Os perfeitos opostos.
Num momento raro de silêncio no quarto, ele jogava paciência e ela lia seu livro na cama. A concentração estava difícil e ambos voavam longe com pensamentos que nada tinham a ver com o que faziam. Começava a escurecer, a lâmpada do quarto havia queimado, ninguém com vontade ou ânimo de trocar. Os olhos começavam a pesar.
Um breve movimento de cabeça e ela olhou pra suas costas largas na cadeira e repensou toda aquela vida de companheirismo mútuo, de reciprocidade inabalável, um relacionamento baseado também em sonhos divididos, vontades esquecidas, gostos mudados, o ceder, o abrir mão, sempre ali, perseguindo os dois.

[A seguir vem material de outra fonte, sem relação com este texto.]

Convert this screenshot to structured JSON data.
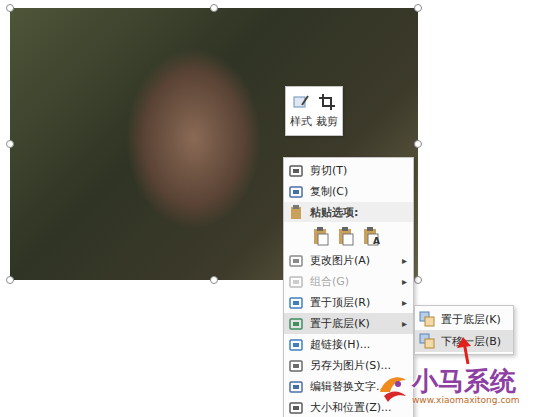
{
  "photo": {
    "selected": true
  },
  "mini_toolbar": {
    "buttons": [
      {
        "label": "样式"
      },
      {
        "label": "裁剪"
      }
    ]
  },
  "context_menu": {
    "submenu_arrow": "▸",
    "items": [
      {
        "kind": "item",
        "label": "剪切(T)",
        "disabled": false,
        "highlighted": false,
        "has_submenu": false
      },
      {
        "kind": "item",
        "label": "复制(C)",
        "disabled": false,
        "highlighted": false,
        "has_submenu": false
      },
      {
        "kind": "header",
        "label": "粘贴选项:",
        "disabled": false,
        "highlighted": false,
        "has_submenu": false
      },
      {
        "kind": "paste-icons",
        "text_glyph": "A",
        "count": 3,
        "disabled": false,
        "highlighted": false,
        "has_submenu": false
      },
      {
        "kind": "item",
        "label": "更改图片(A)",
        "disabled": false,
        "highlighted": false,
        "has_submenu": true
      },
      {
        "kind": "item",
        "label": "组合(G)",
        "disabled": true,
        "highlighted": false,
        "has_submenu": true
      },
      {
        "kind": "item",
        "label": "置于顶层(R)",
        "disabled": false,
        "highlighted": false,
        "has_submenu": true
      },
      {
        "kind": "item",
        "label": "置于底层(K)",
        "disabled": false,
        "highlighted": true,
        "has_submenu": true
      },
      {
        "kind": "item",
        "label": "超链接(H)...",
        "disabled": false,
        "highlighted": false,
        "has_submenu": false
      },
      {
        "kind": "item",
        "label": "另存为图片(S)...",
        "disabled": false,
        "highlighted": false,
        "has_submenu": false
      },
      {
        "kind": "item",
        "label": "编辑替换文字...",
        "disabled": false,
        "highlighted": false,
        "has_submenu": false
      },
      {
        "kind": "item",
        "label": "大小和位置(Z)...",
        "disabled": false,
        "highlighted": false,
        "has_submenu": false
      }
    ]
  },
  "submenu": {
    "items": [
      {
        "label": "置于底层(K)",
        "highlighted": false
      },
      {
        "label": "下移一层(B)",
        "highlighted": true
      }
    ]
  },
  "watermark": {
    "title": "小马系统",
    "url": "www.xiaomaxitong.com"
  }
}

Ela desistira de viajar pra montarem uma casa, ele desistira de estudar pra pagar as contas da casa, os dois deixaram sua vida para viver a do casal, agora os dois eram um. Qualquer atitude sendo avaliada primeiro, com cautela, cuidado, colocando-se no lugar do outro. "Será que ele vai gostar se eu mudar a cama de lugar?".
Eles eram invejados pelos amigos. O relacionamento perfeito. Quem foi que fez brotar essa idéia na cabeça das pessoas? Talvez eles mesmos com essa postura de casal feliz.
Aquelas costas nem parecem mais as mesmas costas pela qual ela havia se apaixonado.
Ela não suportava quando ele ria alto e chamava a atenção.
Ele não suportava o fato d'ela estar sempre grudada a um livro em silêncio.
Por que mesmo eles estavam ali? Pra deixar mais idéias próprias morrerem no ar em função do parceiro? Essa vida cansa, até pra quem um dia amou.
Por fim, sonolenta demais e cansada demais, ela decidiu que iria mudar pra valer essa situação.

- Mas você nem gosta de café.
- Fiz pra você, amor. Vamos tomar juntos.

Deixe para amanhã, a lâmpada ainda precisa ser trocada.

5 comentários:

  1. Doeu um pouco ler isso!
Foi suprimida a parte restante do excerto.